«Я ничуть не удивляюсь, — писала она одной из знакомых, почти подружке, не болтливой, не часто встречаемой, говорить можно было обо всем, как говорят обо всем в поездах со случайными соседями по купе, — что всех тянуло ко мне, мне говорили, что я красива, да так ли я и хороша? — тут ненароком, не желая того, примерила она роль гоголевской Оксаны, — но я была дитя любви, чуяли невольно. Это секрет, я не особо делюсь им, узнала всё поздно, почти случайно, но Вам готова его поведать. Матушка моя, интеллигентная, образованная женщина из обрусевшей утонченной еврейской семьи, жившей на полудворянский лад, примерная жена достаточно высокопоставленного советского чиновника, ученая дама, кандидат наук, отправилась в начале роковых тридцатых годов в отпуск в один из фешенебельных южных санаториев вроде известного „Гагрипша“. И там под яркими звездами бархатных ночей юга, в декорациях чаировых парков (помните романс „В парке Чаир“?), лунного прибоя, фруктовой неги встретился ей в санаторской столовке восточный принц, прекрасный, как герои будущих трофейных фильмов вроде „Индийской гробницы“ или „Багдадского вора“. Он был строен, высок, смугл, красив, элегантен, воспитан, сказки Шехерезады, этот крупный советский чиновник из Узбекистана, матушка не назвала мне его имени и под пыткой молчала бы, возможно, звали его Бахтияр, фамилия какая-нибудь вроде Абдрахимова.
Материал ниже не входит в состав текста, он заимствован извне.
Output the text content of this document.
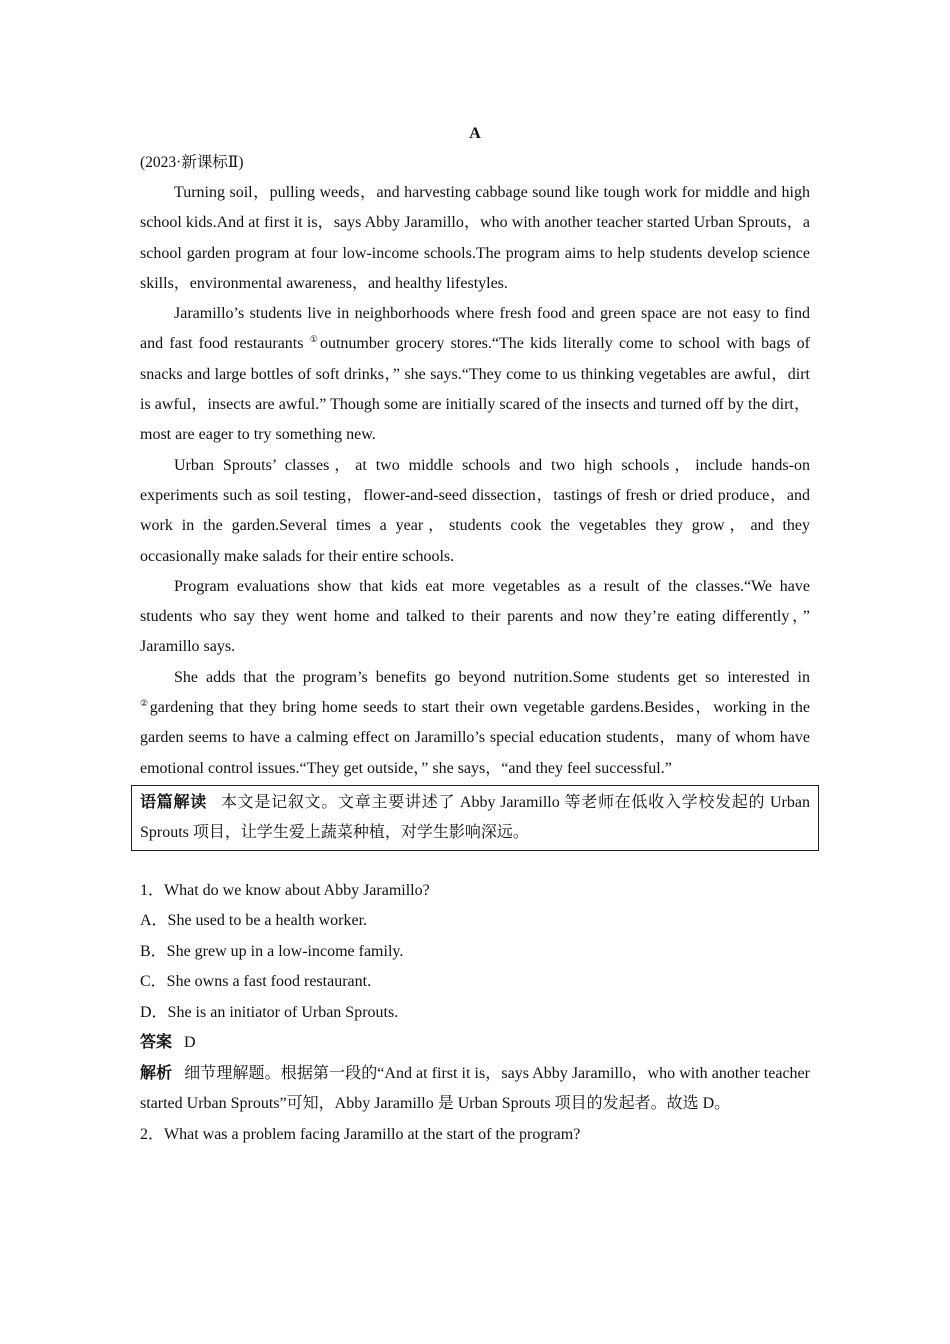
A
(2023·新课标Ⅱ)

Turning soil，pulling weeds，and harvesting cabbage sound like tough work for middle and high school kids.And at first it is，says Abby Jaramillo，who with another teacher started Urban Sprouts，a school garden program at four low-income schools.The program aims to help students develop science skills，environmental awareness，and healthy lifestyles.

Jaramillo’s students live in neighborhoods where fresh food and green space are not easy to find and fast food restaurants ①outnumber grocery stores.“The kids literally come to school with bags of snacks and large bottles of soft drinks，” she says.“They come to us thinking vegetables are awful，dirt is awful，insects are awful.” Though some are initially scared of the insects and turned off by the dirt，most are eager to try something new.

Urban Sprouts’ classes，at two middle schools and two high schools，include hands-on experiments such as soil testing，flower-and-seed dissection，tastings of fresh or dried produce，and work in the garden.Several times a year，students cook the vegetables they grow，and they occasionally make salads for their entire schools.

Program evaluations show that kids eat more vegetables as a result of the classes.“We have students who say they went home and talked to their parents and now they’re eating differently，” Jaramillo says.

She adds that the program’s benefits go beyond nutrition.Some students get so interested in ②gardening that they bring home seeds to start their own vegetable gardens.Besides，working in the garden seems to have a calming effect on Jaramillo’s special education students，many of whom have emotional control issues.“They get outside，” she says，“and they feel successful.”

语篇解读 本文是记叙文。文章主要讲述了 Abby Jaramillo 等老师在低收入学校发起的 Urban Sprouts 项目，让学生爱上蔬菜种植，对学生影响深远。
1．What do we know about Abby Jaramillo?
A．She used to be a health worker.
B．She grew up in a low-income family.
C．She owns a fast food restaurant.
D．She is an initiator of Urban Sprouts.
答案 D
解析 细节理解题。根据第一段的“And at first it is，says Abby Jaramillo，who with another teacher started Urban Sprouts”可知，Abby Jaramillo 是 Urban Sprouts 项目的发起者。故选 D。
2．What was a problem facing Jaramillo at the start of the program?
Он канул в Лету, прекрасный мой отец; накрыли ли его волны репрессий? военных лет? смыл со света белого сель болезни? Осталось неизвестным. Он дарил возлюбленной серебро и бирюзу. Она вернулся домой, призналась мужу, тот благородно принял неверную, никто никогда подумать не мог, что я не его дочь, он любил меня как родной, да он и был мне родной. Позже, много позже я думала: интересно, был ли у моего настоящего отца гарем? тайный или явный? как бы он назвал меня, если бы мог дать мне имя по своему усмотрению? Фатима? Фирюза? Зумрад? Лолагуль? Гюльчатай? Не зря, — при полном тогдашнем неведении, — любимой моей книгой в юности была „Повесть о Ходже Насреддине“.
В итоге я влюбилась в своего красавца говоруна-профессора, украшение филфака, любимца студенток, — а он в меня; он, к негодованию друзей и незнакомых, развелся со своей известной женой, бросил ее ради меня, что кончилось для нее запоем, а для нас всеобщим осуждением, но нам было море по колено, мы были страстными любовниками, поженились, родилась наша красивая любимая дочь, похожая и на него, и на меня. Вот только, пожалуй, она была дитя явной любви, откровенной, а не тайной, чаировой, осененной соблазном дальнего синего моря и полнолунного острова Гурмыза».
Впервые пригласив Милу в театр, Клюзнер спросил, какие купить билеты? где нравится ей сидеть в театре? И она ответила: в бенуаре. Клюзнер рассмеялся, спросил, знает ли она, откуда пошло слово «бенуар»? От французского baignoire — ванна, эти полуложи и закруглены-то наподобие корыта для купания, с красивой девушкой в ванне, какая красота. Она покраснела, смутилась, румянец ей очень шел.
Клюзнер разговаривал с индейцем на правом берегу Фонтанки, мимо шла Мила, Клюзнер раскланялся, как я рада вас видеть, сказала она, надеюсь у вас всё хорошо, простите, я спешу, я опаздываю на лекцию мужа.
— Красивая, — сказал индеец, глядя ей вслед. — Это, случаем, не скво, не прилетевшая в ваш птичий домишко?
— Нет, — отвечал Клюзнер, — это девушка из бенуара.
— Я не хожу в театр, — сказал индеец. — Мне он чужд.
Глава 31
ИМЯ ИНДЕЙЦА
Молодые художники, то частые, то нечастые гости акварелиста Захарова, встретились на углу Фонтанки и Подьяческой, идучи с разных сторон, совершенно случайно. По странному совпадению оба они шли с пленэра с совершенно одинаковыми планшетами, на которых натянута была, — по захаровскому наущению, — бумага, ватман ГОЗНАКовского производства, утерянного навеки по глупости начальства и трусости подчиненных. Акварели уже были написаны — у Григория И. Чернышов мост, у Михаила Б. квартал старой Коломны.